Por definición, los intereses de estos actores mediáticos, deben estar ligados intrínsecamente a la sociedad, de lo contrario, pierden la esencia que dio origen a su activismo.
En nuestro país, los líderes comunitarios han sido fundamentales en el proceso de consolidación de la cultura democrática, ejemplos hay de sobra, pero a últimas fechas, han sobresalido en temas como la búsqueda de desaparecidos y el combate a la corrupción.
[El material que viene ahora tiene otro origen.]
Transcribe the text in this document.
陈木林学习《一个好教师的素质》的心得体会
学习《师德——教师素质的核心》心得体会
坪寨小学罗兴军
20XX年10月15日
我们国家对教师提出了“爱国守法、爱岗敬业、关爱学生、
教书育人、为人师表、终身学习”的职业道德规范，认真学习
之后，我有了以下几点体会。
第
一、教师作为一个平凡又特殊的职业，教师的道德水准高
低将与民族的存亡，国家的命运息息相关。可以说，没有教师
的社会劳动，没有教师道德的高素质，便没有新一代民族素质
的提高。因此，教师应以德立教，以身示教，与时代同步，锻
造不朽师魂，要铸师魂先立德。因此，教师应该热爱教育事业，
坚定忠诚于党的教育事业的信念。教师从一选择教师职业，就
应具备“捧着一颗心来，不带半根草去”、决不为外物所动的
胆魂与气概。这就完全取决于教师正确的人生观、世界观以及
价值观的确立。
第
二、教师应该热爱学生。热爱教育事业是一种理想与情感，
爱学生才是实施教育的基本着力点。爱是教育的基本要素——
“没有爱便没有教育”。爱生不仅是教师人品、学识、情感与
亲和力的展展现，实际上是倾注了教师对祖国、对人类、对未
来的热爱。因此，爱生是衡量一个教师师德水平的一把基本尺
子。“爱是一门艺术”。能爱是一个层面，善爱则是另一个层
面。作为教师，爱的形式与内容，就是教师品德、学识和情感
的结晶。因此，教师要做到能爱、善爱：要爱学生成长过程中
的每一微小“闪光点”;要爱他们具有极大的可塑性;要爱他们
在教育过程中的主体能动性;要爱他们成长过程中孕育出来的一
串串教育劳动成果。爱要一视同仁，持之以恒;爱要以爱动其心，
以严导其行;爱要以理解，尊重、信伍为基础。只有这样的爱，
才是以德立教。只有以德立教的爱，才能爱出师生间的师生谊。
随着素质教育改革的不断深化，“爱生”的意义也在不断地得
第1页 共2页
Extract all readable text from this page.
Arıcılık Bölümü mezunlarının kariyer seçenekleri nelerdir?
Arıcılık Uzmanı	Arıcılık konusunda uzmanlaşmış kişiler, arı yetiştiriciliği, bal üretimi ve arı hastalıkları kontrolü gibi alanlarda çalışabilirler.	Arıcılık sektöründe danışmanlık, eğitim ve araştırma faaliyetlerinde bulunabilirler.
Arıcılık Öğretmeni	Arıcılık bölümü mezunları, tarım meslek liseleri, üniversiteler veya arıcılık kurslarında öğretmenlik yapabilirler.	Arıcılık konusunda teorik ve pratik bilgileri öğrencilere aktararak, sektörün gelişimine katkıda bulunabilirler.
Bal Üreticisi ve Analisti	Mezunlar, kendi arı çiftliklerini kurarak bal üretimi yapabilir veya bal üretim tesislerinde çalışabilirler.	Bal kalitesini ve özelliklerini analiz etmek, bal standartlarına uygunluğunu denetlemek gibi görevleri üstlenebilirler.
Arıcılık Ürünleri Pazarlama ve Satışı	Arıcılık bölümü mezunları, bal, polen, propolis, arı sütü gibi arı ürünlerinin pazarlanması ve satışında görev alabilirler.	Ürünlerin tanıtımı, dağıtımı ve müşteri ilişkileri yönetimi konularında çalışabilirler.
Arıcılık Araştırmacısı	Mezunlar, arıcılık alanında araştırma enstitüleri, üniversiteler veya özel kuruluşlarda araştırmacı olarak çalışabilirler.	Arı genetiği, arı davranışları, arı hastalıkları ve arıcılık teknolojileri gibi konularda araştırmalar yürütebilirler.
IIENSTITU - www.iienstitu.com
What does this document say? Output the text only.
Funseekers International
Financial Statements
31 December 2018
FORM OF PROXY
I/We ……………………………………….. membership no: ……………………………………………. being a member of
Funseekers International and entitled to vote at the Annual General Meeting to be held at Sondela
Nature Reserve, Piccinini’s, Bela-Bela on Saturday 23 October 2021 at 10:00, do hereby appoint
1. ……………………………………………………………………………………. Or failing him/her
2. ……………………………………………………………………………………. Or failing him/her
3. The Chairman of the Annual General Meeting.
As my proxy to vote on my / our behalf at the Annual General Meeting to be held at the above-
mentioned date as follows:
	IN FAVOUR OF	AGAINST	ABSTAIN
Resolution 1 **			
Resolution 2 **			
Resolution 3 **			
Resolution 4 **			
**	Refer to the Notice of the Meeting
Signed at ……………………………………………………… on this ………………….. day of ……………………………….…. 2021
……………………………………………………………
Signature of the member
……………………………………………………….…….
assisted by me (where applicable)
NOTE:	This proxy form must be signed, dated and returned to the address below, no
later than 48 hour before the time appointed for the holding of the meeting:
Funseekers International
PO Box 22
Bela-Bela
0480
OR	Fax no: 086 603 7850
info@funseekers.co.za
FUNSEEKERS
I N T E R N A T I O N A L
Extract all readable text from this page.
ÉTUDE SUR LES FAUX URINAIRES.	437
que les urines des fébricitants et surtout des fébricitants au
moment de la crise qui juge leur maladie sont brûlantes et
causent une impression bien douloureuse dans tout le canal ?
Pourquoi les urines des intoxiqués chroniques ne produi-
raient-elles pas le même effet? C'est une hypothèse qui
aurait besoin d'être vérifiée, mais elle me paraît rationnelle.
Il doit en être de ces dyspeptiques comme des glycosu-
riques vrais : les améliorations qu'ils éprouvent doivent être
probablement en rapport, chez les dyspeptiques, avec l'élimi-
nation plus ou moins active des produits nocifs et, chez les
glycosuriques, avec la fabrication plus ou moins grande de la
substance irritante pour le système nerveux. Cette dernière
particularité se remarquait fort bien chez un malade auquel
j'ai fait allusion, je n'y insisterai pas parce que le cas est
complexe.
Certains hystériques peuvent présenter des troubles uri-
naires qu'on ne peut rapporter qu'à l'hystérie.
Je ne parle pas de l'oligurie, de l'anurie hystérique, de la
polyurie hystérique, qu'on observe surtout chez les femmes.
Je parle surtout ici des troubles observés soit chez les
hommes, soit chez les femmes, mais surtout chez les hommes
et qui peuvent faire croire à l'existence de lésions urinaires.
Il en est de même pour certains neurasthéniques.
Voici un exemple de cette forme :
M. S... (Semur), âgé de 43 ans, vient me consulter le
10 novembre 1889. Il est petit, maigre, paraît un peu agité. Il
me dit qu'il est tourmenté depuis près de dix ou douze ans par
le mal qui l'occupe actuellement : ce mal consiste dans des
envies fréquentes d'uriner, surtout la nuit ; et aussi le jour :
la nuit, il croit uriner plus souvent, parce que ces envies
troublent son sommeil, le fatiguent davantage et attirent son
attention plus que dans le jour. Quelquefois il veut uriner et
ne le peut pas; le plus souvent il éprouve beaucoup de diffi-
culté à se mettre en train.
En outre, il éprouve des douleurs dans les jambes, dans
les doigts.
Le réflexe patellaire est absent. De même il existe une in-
Sin embargo, algunos de estos emblemáticos personajes, han sido inoculados por el deseo del poder y han fusionado su agenda social con sus aspiraciones políticas, desvirtuando las causas primigenias de su lucha.
Uno de estos casos, el de la señora Isabel Miranda, tuvo un triste final cuando buscó ser jefa de Gobierno de la Ciudad de México, no ganó y el prestigio ganado se vio menguado.
Por lo anterior, es preocupante que el sacerdote Alejandro Solalinde, se involucre más de lo necesario en el pretendido diálogo que AMLO busca con el EZLN, se pueden perder los matices y aparentar que se convirtió en un nuevo integrante del arca de MORENA. Ya la dirigencia zapatista lo descalificó. Primera llamada.